Im Vorfeld wurden zunächst die Mitarbeitenden des Stadtmuseums und der Stadtteilbibliotheken in der Benutzung der jeweiligen Geräte geschult. Neben der technischen Funktionalität ging es um die Frage, wie Zeitzeug*innen möglichst eigenständig mit den jeweiligen Digitalisierungsstationen interagieren können, in der Hoffnung, dass das Erinnern durch eine praktische Tätigkeit positiv getriggert wird. In der Schulung wurden die Mitarbeitenden ermutigt, gemeinsam mit den Zeitzeug*innen die Geräte auszuprobieren und sich die jeweilige Funktionsweise, sofern sie sich nicht sofort vermitteln, anhand einer Trial-and-Error Methode anzueignen. Die intuitive Bedienung der jeweiligen Stationen führte meist zu schnellen Resultaten, die bei nicht zufriedenstellendem Ergebnis unkompliziert wiederholt werden konnten. Eine schriftliche How To Anleitung in einfacher Sprache wurde für jede Station entwickelt und beinhaltet Tipps bei der Problemlösung.

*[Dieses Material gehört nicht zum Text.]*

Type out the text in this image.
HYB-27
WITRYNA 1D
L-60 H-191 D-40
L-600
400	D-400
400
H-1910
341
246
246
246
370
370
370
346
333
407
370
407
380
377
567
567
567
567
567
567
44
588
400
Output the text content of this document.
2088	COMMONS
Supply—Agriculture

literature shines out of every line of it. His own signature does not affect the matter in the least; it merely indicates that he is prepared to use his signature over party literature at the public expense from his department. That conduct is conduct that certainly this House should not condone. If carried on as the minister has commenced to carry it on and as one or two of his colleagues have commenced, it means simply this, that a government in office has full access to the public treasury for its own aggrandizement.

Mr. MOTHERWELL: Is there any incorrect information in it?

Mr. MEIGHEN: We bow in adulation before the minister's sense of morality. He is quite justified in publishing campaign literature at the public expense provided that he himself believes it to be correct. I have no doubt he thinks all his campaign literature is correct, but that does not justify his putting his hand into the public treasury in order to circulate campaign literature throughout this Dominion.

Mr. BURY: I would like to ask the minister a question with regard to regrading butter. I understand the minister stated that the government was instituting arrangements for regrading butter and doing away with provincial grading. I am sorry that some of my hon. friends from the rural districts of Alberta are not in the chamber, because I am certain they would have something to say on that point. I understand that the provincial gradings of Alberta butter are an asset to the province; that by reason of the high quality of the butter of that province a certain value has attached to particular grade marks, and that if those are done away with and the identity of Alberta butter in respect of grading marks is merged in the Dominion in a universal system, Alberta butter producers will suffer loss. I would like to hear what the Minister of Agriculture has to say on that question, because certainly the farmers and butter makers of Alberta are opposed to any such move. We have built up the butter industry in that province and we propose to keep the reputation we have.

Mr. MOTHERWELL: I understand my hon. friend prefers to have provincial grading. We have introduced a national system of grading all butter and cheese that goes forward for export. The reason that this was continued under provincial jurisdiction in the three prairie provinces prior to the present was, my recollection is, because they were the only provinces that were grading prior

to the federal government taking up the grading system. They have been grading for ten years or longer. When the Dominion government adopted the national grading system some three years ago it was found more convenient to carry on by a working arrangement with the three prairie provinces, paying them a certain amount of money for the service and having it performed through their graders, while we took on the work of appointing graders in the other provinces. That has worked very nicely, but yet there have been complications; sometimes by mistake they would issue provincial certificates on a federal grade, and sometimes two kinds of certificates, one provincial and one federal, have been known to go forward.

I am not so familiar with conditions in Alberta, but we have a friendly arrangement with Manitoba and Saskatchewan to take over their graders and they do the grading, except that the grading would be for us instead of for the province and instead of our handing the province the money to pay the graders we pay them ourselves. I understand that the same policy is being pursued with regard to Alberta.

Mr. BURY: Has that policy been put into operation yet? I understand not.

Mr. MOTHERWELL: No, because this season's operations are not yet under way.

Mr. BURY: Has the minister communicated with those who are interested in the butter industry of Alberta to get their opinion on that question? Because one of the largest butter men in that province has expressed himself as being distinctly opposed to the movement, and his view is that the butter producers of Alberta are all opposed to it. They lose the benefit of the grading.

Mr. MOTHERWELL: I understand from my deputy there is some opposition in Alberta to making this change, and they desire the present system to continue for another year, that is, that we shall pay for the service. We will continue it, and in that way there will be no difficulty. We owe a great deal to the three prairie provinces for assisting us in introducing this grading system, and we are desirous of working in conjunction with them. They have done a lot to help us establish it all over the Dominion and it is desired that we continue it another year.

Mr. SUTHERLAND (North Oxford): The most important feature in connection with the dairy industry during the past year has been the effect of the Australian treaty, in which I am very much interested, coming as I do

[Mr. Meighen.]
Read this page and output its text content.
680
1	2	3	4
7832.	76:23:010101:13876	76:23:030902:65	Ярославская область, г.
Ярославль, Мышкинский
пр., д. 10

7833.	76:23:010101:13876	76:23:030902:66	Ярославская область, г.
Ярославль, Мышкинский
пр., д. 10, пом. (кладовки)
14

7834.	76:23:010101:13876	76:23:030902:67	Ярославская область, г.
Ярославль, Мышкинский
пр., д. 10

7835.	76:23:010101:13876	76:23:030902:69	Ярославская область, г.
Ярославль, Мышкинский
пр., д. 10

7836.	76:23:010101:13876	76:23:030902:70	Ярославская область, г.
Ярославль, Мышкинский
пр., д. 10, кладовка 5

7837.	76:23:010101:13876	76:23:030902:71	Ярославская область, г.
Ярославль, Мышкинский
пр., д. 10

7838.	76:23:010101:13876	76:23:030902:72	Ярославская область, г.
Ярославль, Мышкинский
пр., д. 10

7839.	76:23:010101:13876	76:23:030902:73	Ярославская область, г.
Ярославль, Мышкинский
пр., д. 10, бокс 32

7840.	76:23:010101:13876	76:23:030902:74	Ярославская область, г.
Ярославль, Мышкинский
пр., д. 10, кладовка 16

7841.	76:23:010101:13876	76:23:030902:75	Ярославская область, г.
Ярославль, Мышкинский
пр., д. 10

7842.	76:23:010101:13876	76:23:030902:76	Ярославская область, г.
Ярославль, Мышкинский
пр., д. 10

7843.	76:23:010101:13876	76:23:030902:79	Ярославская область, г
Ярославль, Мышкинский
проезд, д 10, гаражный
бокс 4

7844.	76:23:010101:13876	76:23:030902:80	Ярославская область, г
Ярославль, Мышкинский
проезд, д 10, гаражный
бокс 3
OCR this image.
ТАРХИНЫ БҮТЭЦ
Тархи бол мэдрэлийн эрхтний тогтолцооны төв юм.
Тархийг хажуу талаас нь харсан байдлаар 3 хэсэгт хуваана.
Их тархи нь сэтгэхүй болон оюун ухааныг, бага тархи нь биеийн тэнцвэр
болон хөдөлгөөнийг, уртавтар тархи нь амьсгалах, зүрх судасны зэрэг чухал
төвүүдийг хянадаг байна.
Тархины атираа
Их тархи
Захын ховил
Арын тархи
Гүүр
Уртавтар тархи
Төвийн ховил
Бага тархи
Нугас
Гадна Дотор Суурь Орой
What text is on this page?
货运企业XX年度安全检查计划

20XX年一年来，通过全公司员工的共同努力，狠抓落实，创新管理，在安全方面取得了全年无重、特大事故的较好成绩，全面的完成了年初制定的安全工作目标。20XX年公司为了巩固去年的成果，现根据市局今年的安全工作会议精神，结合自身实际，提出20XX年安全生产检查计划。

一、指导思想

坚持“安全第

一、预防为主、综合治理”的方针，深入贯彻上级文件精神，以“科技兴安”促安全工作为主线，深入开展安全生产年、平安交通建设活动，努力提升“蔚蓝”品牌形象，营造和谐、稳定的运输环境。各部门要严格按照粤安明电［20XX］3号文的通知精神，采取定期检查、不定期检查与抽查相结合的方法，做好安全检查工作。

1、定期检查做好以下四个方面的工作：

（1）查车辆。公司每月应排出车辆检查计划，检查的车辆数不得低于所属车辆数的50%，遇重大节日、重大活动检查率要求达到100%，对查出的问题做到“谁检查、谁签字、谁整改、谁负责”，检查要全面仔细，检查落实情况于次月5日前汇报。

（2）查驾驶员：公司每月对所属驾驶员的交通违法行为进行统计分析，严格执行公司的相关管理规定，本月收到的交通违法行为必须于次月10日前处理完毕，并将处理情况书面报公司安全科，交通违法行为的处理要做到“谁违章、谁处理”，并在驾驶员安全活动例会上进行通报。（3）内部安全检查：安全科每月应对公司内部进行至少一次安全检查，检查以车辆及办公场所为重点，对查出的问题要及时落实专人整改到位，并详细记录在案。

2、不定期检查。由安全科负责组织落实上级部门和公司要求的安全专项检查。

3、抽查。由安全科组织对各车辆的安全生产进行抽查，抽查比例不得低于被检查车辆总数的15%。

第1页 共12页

Ablage- und Speichersystem 

Im Laufe des Projektzeitraums von „München 72” haben über 100 Zeitzeug*innen ihre Medien digitalisiert. Um den Überblick zu behalten, wurde ein spezifisches Ablage- und Speichersystem entwickelt, das die Weiterverwendung der digitalisierten Medien erleichtern sollte: Nach jedem Digitalisierungsprozess wurden die entsprechenden Foto- bzw. Videodatein auf ein iPad übertragen und analog zu dem Ablagesystem benannt und in eine Daten-Cloud hochgeladen. Darüber hinaus erhielt jede*r Zeitzeug*in direkt im Anschluss einen USB Stick mit seinen/ihren digitalisierten Medien.

Variation des Formats 

Je nach technischer Vorerfahrung der Zielgruppe und individuellem Interesse daran, lässt sich die Betreuung der Stationen natürlich auch weiter zurückschrauben. Bei „München 72” und der Zielgruppen von überwiegend älteren Menschen mit wenig Vorerfahrung war eine eins zu eins Betreuung zwischen Mitarbeitender und Zeitzeug*in überwiegend die Regel. Dieser Ansatz hat durchaus Weiterentwicklungspotential und kann bei Bedarf stärker in Richtung autonome Digitalisierungsstation und Selbstständigem Arbeiten weiterentwickelt werden.